Remembering David McMahon
Fort Smith businessman, cattle rancher and quiet philanthropist David McMahon has died. He was 84, and would have been 85 on Saturday (March 26).
McMahon, along with wife Mary Ann, owned and operated Belle Point Beverages, a Budweiser distributorship located in downtown Fort Smith, and Belle Point Ranch near Lavaca.
He is survived by his wife, Mary Ann, and children Mary Lynn, David Jr., Kathleen, Julie and Susan. Susan McMahon Taylor serves as the president of Belle Point Beverages, and Kathleen McMahon McGuire is the company’s corporate secretary. (A formal obit is posted at the end of this story.)
The beverage distributorship was founded in 1943 by his father Donald, and grew by selling beer to troops training at what was then Camp Chaffee. The business became an Anheuser-Busch distributorship in 1946.
After graduating from Oklahoma A&M (now Oklahoma State University), David served in the military and served in Korea.
His father died in 1965, and David inherited the business. David and Mary Ann began cattle farming in 1956, but expanded the cattle operation in 1975 when they bought the ranch property in Lavaca – recognized by many as the farm with the large silo painted to look like a Budweiser can. The family has held a large Angus production sale every year since 1978. The theme for each sale is “The Great Ones Make It Look So Easy!”
Fred Williams said McMahon was one of the great ones. Williams, founder of Fort Smith-based Williams-Crawford & Associates, and who along with his wife Shirley operate an Angus cattle farm in Crawford County, said he first met McMahon in April 1981.
“And ever since he was one of the best and truest friends I’ve ever had,” Williams said.
Williams said McMahon has a sign in one of his barns that notes, “All the money in the world can’t buy you and a good friend and it can’t pay you for the loss of one.”
Several years ago, and just a few weeks after the tragic loss at an early age of Fred and Shirley’s son Jackson, Williams said McMahon loaded him up on a private plane to attend a cattle sale in Kentucky.
“Well, it just so happened that on that plane was a priest who specialized in grief management, and there was also on the plane a psychologist who worked in grief management,” Williams said.
Later in the trip when he confronted McMahon about the priest and the psychologist, Williams said McMahon’s response was, “Well, I didn’t know they were grief specialists.”
“That was him.

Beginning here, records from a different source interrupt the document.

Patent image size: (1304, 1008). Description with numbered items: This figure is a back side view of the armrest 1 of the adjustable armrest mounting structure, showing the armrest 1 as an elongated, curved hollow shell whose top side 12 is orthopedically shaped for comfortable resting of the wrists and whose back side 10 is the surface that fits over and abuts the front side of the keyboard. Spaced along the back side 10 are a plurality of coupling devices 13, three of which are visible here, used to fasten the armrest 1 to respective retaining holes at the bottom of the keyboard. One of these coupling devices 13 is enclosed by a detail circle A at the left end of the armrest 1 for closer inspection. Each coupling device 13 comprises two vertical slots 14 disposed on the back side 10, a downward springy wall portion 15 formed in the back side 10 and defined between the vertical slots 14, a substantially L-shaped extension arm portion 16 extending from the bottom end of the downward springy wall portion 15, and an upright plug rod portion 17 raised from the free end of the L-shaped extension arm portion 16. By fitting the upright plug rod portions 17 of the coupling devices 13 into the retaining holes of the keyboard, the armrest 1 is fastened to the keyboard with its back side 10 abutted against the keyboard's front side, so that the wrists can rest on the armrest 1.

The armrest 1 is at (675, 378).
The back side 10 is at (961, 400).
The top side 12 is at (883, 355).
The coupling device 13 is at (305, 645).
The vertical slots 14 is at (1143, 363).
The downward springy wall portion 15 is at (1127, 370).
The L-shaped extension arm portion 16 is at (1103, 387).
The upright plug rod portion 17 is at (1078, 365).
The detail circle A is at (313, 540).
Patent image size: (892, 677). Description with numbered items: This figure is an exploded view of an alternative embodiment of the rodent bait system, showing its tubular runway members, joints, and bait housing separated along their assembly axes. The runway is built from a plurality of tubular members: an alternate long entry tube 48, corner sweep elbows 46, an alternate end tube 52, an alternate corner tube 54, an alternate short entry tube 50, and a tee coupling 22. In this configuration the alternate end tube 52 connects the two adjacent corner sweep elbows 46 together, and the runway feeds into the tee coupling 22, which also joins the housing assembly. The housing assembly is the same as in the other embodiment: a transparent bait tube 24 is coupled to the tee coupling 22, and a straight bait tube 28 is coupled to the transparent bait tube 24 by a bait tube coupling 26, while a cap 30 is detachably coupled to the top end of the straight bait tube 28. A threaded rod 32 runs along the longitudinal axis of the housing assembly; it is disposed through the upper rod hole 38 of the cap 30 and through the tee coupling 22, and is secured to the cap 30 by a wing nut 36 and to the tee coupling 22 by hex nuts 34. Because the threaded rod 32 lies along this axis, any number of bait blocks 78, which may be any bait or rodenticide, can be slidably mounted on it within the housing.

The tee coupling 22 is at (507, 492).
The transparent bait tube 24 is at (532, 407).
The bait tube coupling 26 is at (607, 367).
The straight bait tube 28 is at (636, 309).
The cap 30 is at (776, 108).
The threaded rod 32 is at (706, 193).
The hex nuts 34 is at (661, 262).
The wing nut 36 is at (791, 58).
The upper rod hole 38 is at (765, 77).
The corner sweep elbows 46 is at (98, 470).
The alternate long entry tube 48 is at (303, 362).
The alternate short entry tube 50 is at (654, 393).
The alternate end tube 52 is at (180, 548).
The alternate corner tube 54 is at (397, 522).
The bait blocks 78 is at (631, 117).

He was as loyal a friend as you’d ever want,” Williams said.
Bill Hanna, president of Fort Smith-based Hanna Oil & Gas, said McMahon and his father Jim – who passed away in July 2010 – were good friends and part of a hard-working, self-made generation.
“He (McMahon) was old school. … He probably commanded a lot of respect, or really he earned it, by what he did. I love that generation. We’ve all known guys like Dave … they speak their mind and they do things the way they want to do it,” Hanna said.
Hanna and Williams also agreed that McMahon was an early investor and believer in downtown Fort Smith.
“He located downtown at a time when downtown wasn’t the place to be,” Hanna said. “He had a pride in his operation and how it fit in with the riverfront. You can tell a lot about a businessman in how he takes care of his assets.”
Williams also said McMahon and the McMahon family have given much to not just people and organizations in the area, but around the nation.
“He did so much; so, so much. But he would never want anybody to know,” Williams said.
To that point, a November 2011 story for the American Angus Foundation detailed the many ways David and Mary Ann helped grow the educational foundation, including David’s work as co-chair of the “Vision of Value: Campaign for Angus” effort that as of December 2011 had raised $11 million for education, youth and research.
“We are a people business, not just a cow business,” David McMahon said in the story. “America must get better with youth and in education.”